Description: The signing key is used to sign and verify JSON Web Tokens. For example, when the system sends an automated email with a URL, the URL may include a "JWT" (with the recipient ID, expiration date, and digital signature). The security of the link depends on having a secret signing key.

Examples:

<?php
define('CIVICRM_SIGN_KEYS', 'jwt-hs256::RANDOM');
define('CIVICRM_SIGN_KEYS', 'jwt-hs256::RANDOM_NEW jwt-hs256::RANDOM_OLD');
define('CIVICRM_SIGN_KEYS', 'jwt-hs256:hkdf-sha256:RANDOM');
define('CIVICRM_SIGN_KEYS', 'jwt-hs256:b64:RAN/DOM+=');

Format:

• This is a space-delimited list of keys (ordered by priority).
• Put the preferred key first. You may retain old/deprecated keys to ensure that old tokens remain valid.
• Each key is in format [<cipher-suite>]:[<key-encoding>]:[<key-content>].
• The <cipher-suite> indicates cryptographic algorithms used to generate/validate signatures. It may be one of:
  • jwt-hs256 (recommended): JSON Web Token with HMAC-SHA256
  • jwt-hs384: JSON Web Token with HMAC-SHA384
  • Note: This must be set explicitly. Do not rely on a default.
• The <key-encoding> indicates how the <key-content> is written. The <key-encoding> may be one of:
  • b64: The <key-content> is a Base64-encoded binary value. It is compatible with any cipher-suite, provided the length is correct.
  • hkdf-sha256 (default): The <key-content> is a passphrase. This is compatible with 256-bit cipher-suites (including jwt-hs256). For an optimal value, use a random alphanumeric string with 43 characters, or use a random hexadecimal string with 64 digits.

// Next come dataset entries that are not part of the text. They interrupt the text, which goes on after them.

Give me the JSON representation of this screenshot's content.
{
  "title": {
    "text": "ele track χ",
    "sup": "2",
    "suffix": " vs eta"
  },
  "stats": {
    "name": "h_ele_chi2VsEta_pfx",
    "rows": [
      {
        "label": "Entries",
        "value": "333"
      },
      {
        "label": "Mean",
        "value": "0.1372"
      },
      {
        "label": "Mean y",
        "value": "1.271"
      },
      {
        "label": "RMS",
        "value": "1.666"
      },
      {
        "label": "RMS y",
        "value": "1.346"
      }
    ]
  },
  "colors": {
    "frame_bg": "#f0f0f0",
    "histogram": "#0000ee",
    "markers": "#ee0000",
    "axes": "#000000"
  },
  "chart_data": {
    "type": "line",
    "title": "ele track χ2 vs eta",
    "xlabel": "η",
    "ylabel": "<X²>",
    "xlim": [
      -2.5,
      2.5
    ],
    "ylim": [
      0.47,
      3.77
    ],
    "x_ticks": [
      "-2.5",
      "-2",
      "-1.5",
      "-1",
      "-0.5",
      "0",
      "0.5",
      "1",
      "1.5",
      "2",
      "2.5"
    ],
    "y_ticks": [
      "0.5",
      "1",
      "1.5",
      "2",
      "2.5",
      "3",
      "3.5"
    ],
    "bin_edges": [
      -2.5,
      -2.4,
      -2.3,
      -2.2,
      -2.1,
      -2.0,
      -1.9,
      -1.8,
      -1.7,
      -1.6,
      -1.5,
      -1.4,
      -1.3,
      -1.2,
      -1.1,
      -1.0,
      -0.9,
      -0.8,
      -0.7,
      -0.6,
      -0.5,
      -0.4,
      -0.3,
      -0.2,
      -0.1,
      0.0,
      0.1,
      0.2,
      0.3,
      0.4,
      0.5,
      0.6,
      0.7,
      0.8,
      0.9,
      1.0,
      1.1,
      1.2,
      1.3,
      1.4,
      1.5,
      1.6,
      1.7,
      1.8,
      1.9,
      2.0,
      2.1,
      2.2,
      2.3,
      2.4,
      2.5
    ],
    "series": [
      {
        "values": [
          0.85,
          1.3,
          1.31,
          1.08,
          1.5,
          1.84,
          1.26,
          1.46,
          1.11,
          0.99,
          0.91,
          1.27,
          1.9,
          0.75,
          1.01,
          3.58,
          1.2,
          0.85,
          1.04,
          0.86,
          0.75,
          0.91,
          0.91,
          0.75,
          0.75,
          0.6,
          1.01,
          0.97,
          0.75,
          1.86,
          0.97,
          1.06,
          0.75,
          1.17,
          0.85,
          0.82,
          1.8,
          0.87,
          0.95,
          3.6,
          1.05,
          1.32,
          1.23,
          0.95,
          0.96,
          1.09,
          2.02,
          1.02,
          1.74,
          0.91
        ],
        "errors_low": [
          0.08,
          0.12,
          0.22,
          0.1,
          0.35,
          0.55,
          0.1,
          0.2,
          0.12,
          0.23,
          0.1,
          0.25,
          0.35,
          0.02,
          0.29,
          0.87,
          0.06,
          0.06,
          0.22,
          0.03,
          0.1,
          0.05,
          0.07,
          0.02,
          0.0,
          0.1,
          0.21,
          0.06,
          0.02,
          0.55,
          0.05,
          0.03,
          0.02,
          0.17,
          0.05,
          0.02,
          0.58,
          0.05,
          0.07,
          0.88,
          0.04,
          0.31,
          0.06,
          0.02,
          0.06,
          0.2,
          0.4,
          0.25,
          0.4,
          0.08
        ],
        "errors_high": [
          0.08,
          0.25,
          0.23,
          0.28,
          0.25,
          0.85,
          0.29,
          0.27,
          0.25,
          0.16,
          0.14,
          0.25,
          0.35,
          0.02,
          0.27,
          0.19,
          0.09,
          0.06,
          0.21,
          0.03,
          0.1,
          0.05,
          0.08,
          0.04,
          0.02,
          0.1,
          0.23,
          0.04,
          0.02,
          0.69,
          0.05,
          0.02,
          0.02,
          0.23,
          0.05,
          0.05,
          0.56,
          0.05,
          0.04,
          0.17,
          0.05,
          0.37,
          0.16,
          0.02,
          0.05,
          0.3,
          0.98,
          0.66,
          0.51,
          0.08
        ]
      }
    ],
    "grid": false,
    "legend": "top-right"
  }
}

How-To: Rotate the signing key

1. Generate a new key
2. Add the new key as the first item in CIVICRM_SIGN_KEYS.
3. If you are rotating the key in reaction to a compromie (e.g. "Bad actors have a copy of the old key"), then you should promptly disable the old key. This will invalidate any signatures or tokens based on the old key.
4. If you are rotating the key proactively (e.g. "Policy dictates that keys should change every 6 months"), then you should allow a grace period. Keep the old key, wait a few weeks, then remove it.

CIVICRM_SITE_KEY

Description:

• The CIVICRM_SITE_KEY is used for multiple purposes.
• The primary purpose involves select utility scripts (eg bin/cron.php, extern/rest.php). Any request for these scripts must include the site_key in addition to user credentials.

Examples:

<?php
define('CIVICRM_SITE_KEY', 'RANDOM_123');

Format:

• This is a singular random string.
• The random string is usually alphanumeric (no symbols). This ensures that it is easy to call utility scripts (e.g bin/cron.php) via curl/wget.
• The traditional recommendation for this value has been 16-32 alphanumeric characters (96-190 bits).